Arbeiten Sie auch mit den Gewerkschaften?
Selbstverständlich. Diese sind die direkte Schnittstelle zu den Menschen und damit von immenser Bedeutung. Denn die Transformation macht keinen Sinn, wenn wir die Menschen, die es bei der täglichen Arbeit betrifft, nicht erreichen. Deshalb stehen wir im engen und intensiven Dialog mit den Gewerkschaften.
Wie gehen Sie bei Ihrer Arbeit vor?
Zunächst mussten wir eine valide Faktenbasis schaffen. Deshalb haben wir mit vielen Akteuren gesprochen und uns auch externes Know-How, beispielsweise beim Institut für Arbeitsmarkt- und Berufsforschung (IAB), eingeholt. Jetzt gehen wir die nächsten Schritte an, etwa mit dem nächsten Netzwerktreffen der Wirtschaftsregion und Bildungslandschaft oder mit einer der zahlreichen Veranstaltungen, die wir gemeinsam mit den Arbeitsagenturen vor Ort durchführen.

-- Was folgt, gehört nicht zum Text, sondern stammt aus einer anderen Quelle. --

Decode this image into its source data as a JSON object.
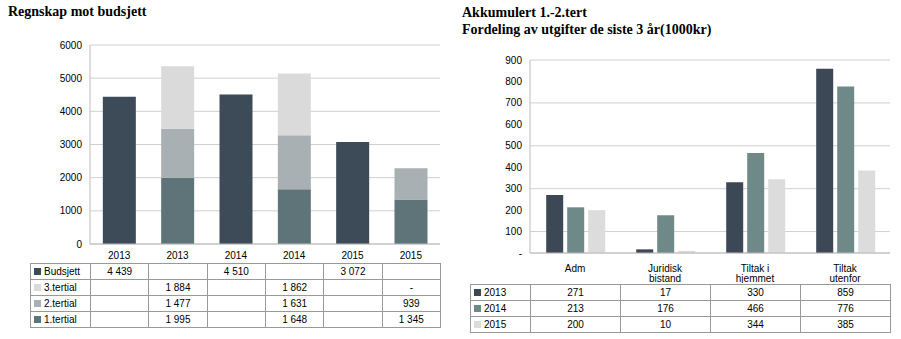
{
  "chart_data": [
    {
      "type": "bar",
      "title": "Regnskap mot budsjett",
      "stacked": true,
      "grid": true,
      "categories": [
        "2013",
        "2013",
        "2014",
        "2014",
        "2015",
        "2015"
      ],
      "ylim": [
        0,
        6000
      ],
      "yticks": [
        0,
        1000,
        2000,
        3000,
        4000,
        5000,
        6000
      ],
      "series": [
        {
          "name": "Budsjett",
          "color": "#3d4a57",
          "values": [
            4439,
            null,
            4510,
            null,
            3072,
            null
          ],
          "value_labels": [
            "4 439",
            null,
            "4 510",
            null,
            "3 072",
            null
          ]
        },
        {
          "name": "3.tertial",
          "color": "#dadada",
          "values": [
            null,
            1884,
            null,
            1862,
            null,
            null
          ],
          "value_labels": [
            null,
            "1 884",
            null,
            "1 862",
            null,
            "-"
          ]
        },
        {
          "name": "2.tertial",
          "color": "#a9b0b3",
          "values": [
            null,
            1477,
            null,
            1631,
            null,
            939
          ],
          "value_labels": [
            null,
            "1 477",
            null,
            "1 631",
            null,
            "939"
          ]
        },
        {
          "name": "1.tertial",
          "color": "#5f7479",
          "values": [
            null,
            1995,
            null,
            1648,
            null,
            1345
          ],
          "value_labels": [
            null,
            "1 995",
            null,
            "1 648",
            null,
            "1 345"
          ]
        }
      ]
    },
    {
      "type": "bar",
      "title": "Akkumulert 1.-2.tert",
      "subtitle": "Fordeling av utgifter de siste 3 år(1000kr)",
      "grid": true,
      "categories": [
        "Adm",
        "Juridisk bistand",
        "Tiltak i hjemmet",
        "Tiltak utenfor hjemmet"
      ],
      "ylim": [
        0,
        900
      ],
      "yticks": [
        {
          "value": 0,
          "label": "-"
        },
        100,
        200,
        300,
        400,
        500,
        600,
        700,
        800,
        900
      ],
      "series": [
        {
          "name": "2013",
          "color": "#3c4855",
          "values": [
            271,
            17,
            330,
            859
          ]
        },
        {
          "name": "2014",
          "color": "#6f8988",
          "values": [
            213,
            176,
            466,
            776
          ]
        },
        {
          "name": "2015",
          "color": "#dcdcdc",
          "values": [
            200,
            10,
            344,
            385
          ]
        }
      ]
    }
  ]
}
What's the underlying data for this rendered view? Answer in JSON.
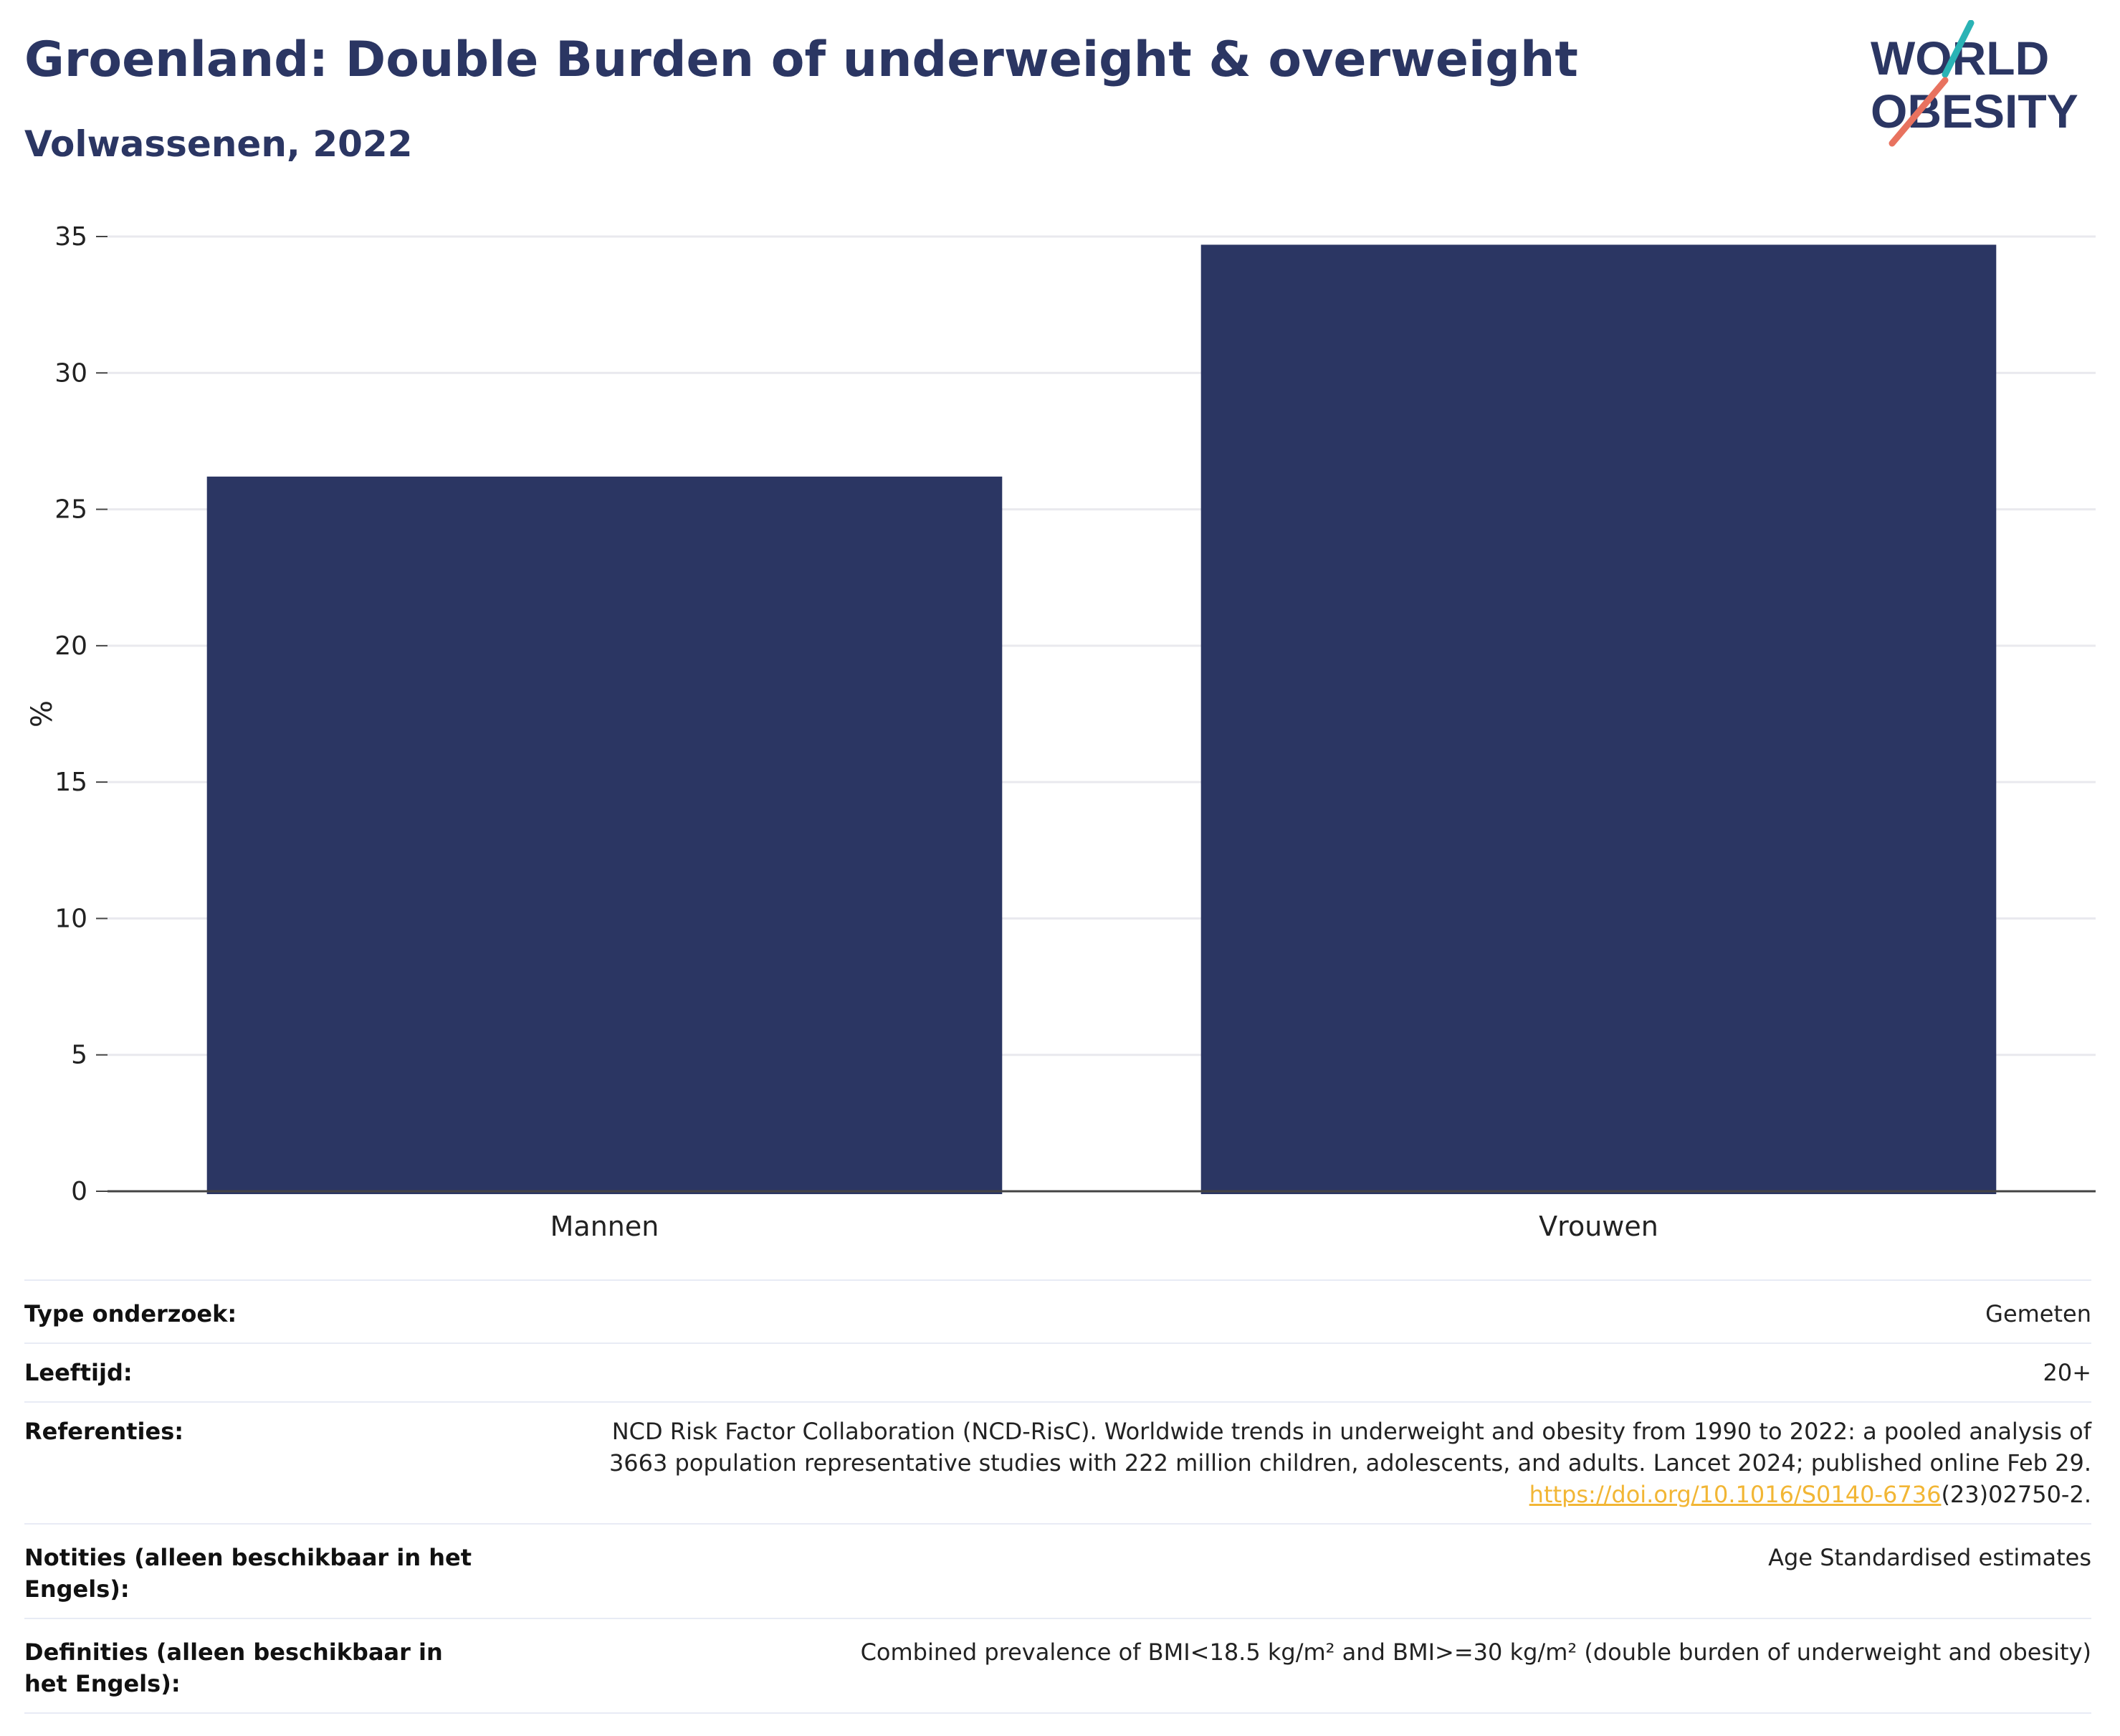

Was wünschen Sie sich für Ihre weitere Arbeit?
Mittlerweile weiß jeder, dass die Transformation da ist. Was noch nicht jeder und jedem klar ist, ist, dass sie keine Naturgewalt ist, der wir hilflos ausgeliefert sind, sondern ein Wandel, den wir mitgestalten können und müssen. Deswegen wollen wir die Menschen und die Unternehmen noch besser erreichen und beteiligen. Hierfür brauchen wir jeden Kanal und jeden Multiplikator, den wir bekommen können.